Prove that the function $f$ given by $f(x)=x^{2}-x+1$ is neither strictly increasing nor decreasing on $(-1,1).$

The given function is $f(x)=x^{2}-x+1$.
$\therefore f^{\prime}(x)=2x-1$.
Now,$f^{\prime}(x)=0 \Rightarrow 2x-1=0 \Rightarrow x=\frac{1}{2}$.
The point $x=\frac{1}{2}$ divides the interval $(-1,1)$ into two disjoint intervals,i.e.,$(-1, \frac{1}{2})$ and $(\frac{1}{2}, 1)$.
In the interval $(-1, \frac{1}{2})$,choose a test point $x=0$. Then $f^{\prime}(0)=2(0)-1=-1 < 0$.
Therefore,$f$ is strictly decreasing in the interval $(-1, \frac{1}{2})$.
In the interval $(\frac{1}{2}, 1)$,choose a test point $x=\frac{3}{4}$. Then $f^{\prime}(\frac{3}{4})=2(\frac{3}{4})-1=\frac{3}{2}-1=\frac{1}{2} > 0$.

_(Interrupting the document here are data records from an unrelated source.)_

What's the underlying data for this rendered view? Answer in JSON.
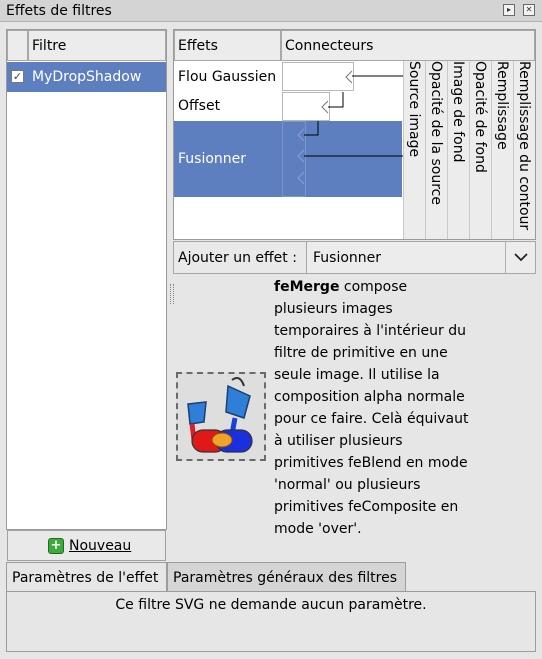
{
  "window": {
    "title": "Effets de filtres"
  },
  "filters": {
    "header": "Filtre",
    "items": [
      {
        "name": "MyDropShadow",
        "checked": true
      }
    ],
    "new_button": "Nouveau"
  },
  "effects": {
    "col_effects": "Effets",
    "col_connectors": "Connecteurs",
    "items": [
      {
        "label": "Flou Gaussien"
      },
      {
        "label": "Offset"
      },
      {
        "label": "Fusionner"
      }
    ],
    "inputs": [
      "Source image",
      "Opacité de la source",
      "Image de fond",
      "Opacité de fond",
      "Remplissage",
      "Remplissage du contour"
    ]
  },
  "add_effect": {
    "label": "Ajouter un effet :",
    "selected": "Fusionner"
  },
  "description": {
    "name": "feMerge",
    "text": " compose plusieurs images temporaires à l'intérieur du filtre de primitive en une seule image. Il utilise la composition alpha normale pour ce faire. Celà équivaut à utiliser plusieurs primitives feBlend en mode 'normal' ou plusieurs primitives feComposite en mode 'over'."
  },
  "tabs": [
    {
      "label": "Paramètres de l'effet",
      "active": true
    },
    {
      "label": "Paramètres généraux des filtres",
      "active": false
    }
  ],
  "params_message": "Ce filtre SVG ne demande aucun paramètre.",
  "colors": {
    "selection": "#5d7fbf",
    "add_icon": "#3bab3b"
  },
  "icons": {
    "effect_icon": "merge-buckets-icon",
    "new_icon": "plus-icon"
  }
}
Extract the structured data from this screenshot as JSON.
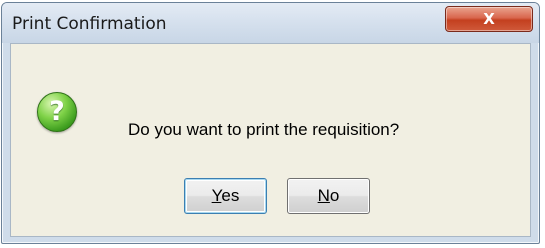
{
  "window": {
    "title": "Print Confirmation",
    "close_label": "X"
  },
  "dialog": {
    "icon": "question-icon",
    "icon_glyph": "?",
    "message": "Do you want to print the requisition?"
  },
  "buttons": {
    "yes": {
      "mnemonic": "Y",
      "rest": "es"
    },
    "no": {
      "mnemonic": "N",
      "rest": "o"
    }
  },
  "colors": {
    "client_background": "#f1efe2",
    "frame": "#cfdcea",
    "close_button": "#c4401f",
    "icon_green": "#3c9c1e",
    "default_button_border": "#3c7fb1"
  }
}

Therefore,$f$ is strictly increasing in the interval $(\frac{1}{2}, 1)$.
Since the function is strictly decreasing on $(-1, \frac{1}{2})$ and strictly increasing on $(\frac{1}{2}, 1)$,it is neither strictly increasing nor strictly decreasing on the entire interval $(-1, 1)$.